The poverty and insecurity of these nations are mainly an indication that they have been subject to imperialism, including US military and economic intervention and coercion.
You cannot understand the endemic violence or economic destitution that forces people to leave Haiti without attending to both the French extortion of the island nation in exchange for their freedom from enslavement, and the United States’ occupation of it. You cannot understand the mass exodus of people from Afghanistan, one of the world’s largest refugee populations, without understanding the United States’ funding of the Mujahideen, or the so-called “war on terror”, that did little more than further destabilize the nation. Iran’s current regime is only possible because the US supported British efforts in destroying Iranian democracy to save British Petroleum.

US sanctions, whether in Iran or Venezuela or in Cuba, have not contributed to pressuring regime change, but rather to economic devastation and mass displacement. American shrapnel has been pulled from the bodies of Yemeni children. Since March, 250 people have been killed in US strikes on Saada and Sanaa, at least 68 of whom were detained African migrants.

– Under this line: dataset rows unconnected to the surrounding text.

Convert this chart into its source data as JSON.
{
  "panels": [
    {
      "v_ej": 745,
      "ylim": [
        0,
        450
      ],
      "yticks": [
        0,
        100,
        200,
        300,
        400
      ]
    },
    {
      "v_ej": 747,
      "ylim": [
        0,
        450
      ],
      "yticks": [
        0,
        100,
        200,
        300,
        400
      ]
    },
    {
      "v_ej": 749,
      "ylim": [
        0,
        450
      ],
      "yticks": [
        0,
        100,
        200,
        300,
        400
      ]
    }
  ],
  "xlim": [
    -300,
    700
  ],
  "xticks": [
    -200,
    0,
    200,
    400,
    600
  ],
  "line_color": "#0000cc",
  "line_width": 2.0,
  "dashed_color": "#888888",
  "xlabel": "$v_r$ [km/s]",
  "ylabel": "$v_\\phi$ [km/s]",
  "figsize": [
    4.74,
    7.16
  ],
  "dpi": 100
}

Time and time again data shows that African countries such as oil-rich Equatorial Guinea and Chad, ravaged by companies such as Exxon Mobile, and gold-rich Sudan, are not victims of poverty, but victims of theft. The United Nations estimates that $86bn leaves the continent each year in “illicit financial flows”, or theft through criminal activities and tax evasion. What’s more, between 1970 and 2022, countries in the global south, including those on this list, are estimated to have paid more than $2.5tn in interest alone to the benefit of the global north. Thomas Sankara, a former president of Burkina Faso, once called debt a “skillfully managed reconquest of Africa”.
The wealthiest nations in the world are causing the climate crisis that the poorest nations pay for. Climate activists estimate that governments in the global north owe $5tn each year to countries in the global south for the devastation they are causing them.

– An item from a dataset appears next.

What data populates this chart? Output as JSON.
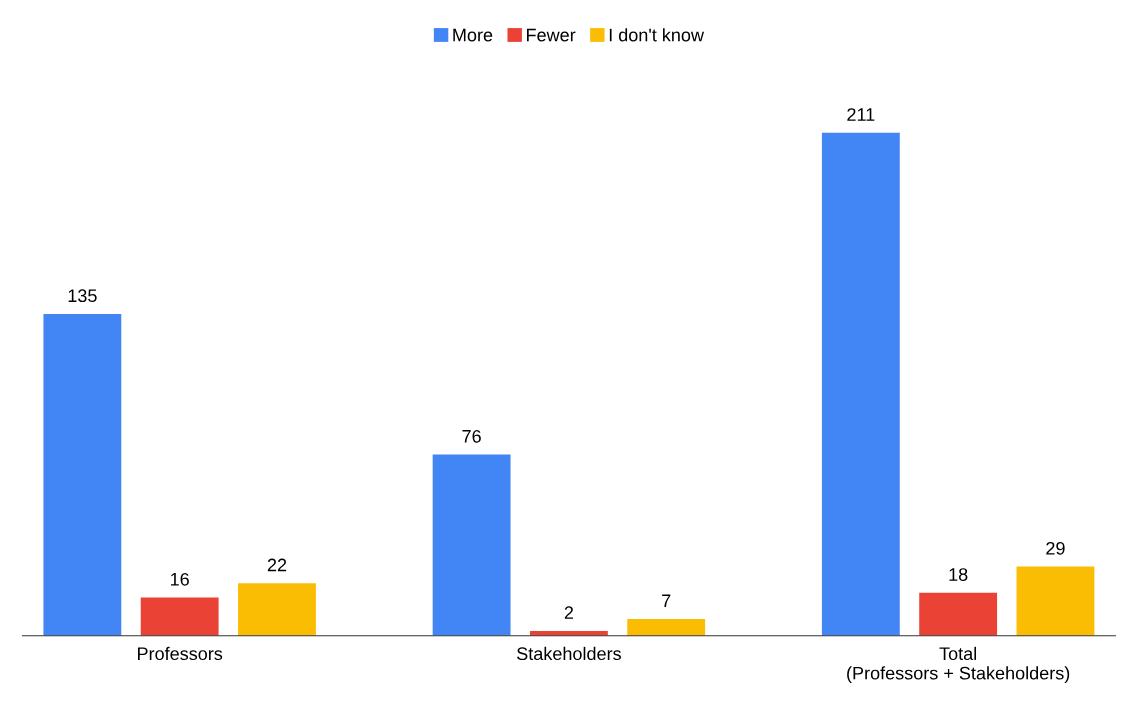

Seen from this vantage, Trump’s travel ban, which proudly cites what came to be known as the “Muslim ban” of his first administration in its opening paragraphs, is a cruel escalation of a longstanding policy of profiting off Black and brown lives and disposing of the most vulnerable among them.

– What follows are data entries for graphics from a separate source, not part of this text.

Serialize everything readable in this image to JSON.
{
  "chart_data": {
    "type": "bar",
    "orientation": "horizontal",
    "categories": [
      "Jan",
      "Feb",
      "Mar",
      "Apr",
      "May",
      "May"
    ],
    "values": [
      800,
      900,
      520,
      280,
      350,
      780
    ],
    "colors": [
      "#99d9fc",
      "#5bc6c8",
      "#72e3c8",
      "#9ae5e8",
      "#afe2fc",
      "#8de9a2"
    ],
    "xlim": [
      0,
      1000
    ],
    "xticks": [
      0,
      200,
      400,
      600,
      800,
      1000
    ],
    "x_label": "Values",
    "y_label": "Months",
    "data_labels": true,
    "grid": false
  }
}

In displacement camps in New York and Tijuana and the Aegean islands of Greece, I have met pharmacists, artists, DJs and journalists from many of the targeted countries. Just this week I spoke to a political activist who, forced to flee a massacre in one of the targeted countries, left her three young children behind. Speaking to me after the issuance of this ban, she worried whether she would be able to secure her asylum, which is currently being adjudicated, and whether she could ever reunify her family. Her voice broke as she said: “I wish they could understand that I never wanted to come here.”
Trump justified the ban by referencing a recent incident in which an Egyptian man in Boulder, Colorado, injured 12 people calling for the release of Israeli hostages (though notably Egypt is not on the list). That this one act justifies the banning of millions of people is absurd. This latest ban is simply another installation in a series of policies meant to “Make America white again”, following a ban on asylum and a cancellation of humanitarian parole. It comes as attacks on our immigrant students continue, particularly those who dare speak out against the US funding of Gaza’s decimation.
It is not the people of these nations that are a threat to the security of the United States. It is the United States that has long been a threat to them, robbing them of their wealth, destroying their institutions and environments, and then denying them participation in the safety built at their expense. We should be atoning for our sins, not exacerbating them.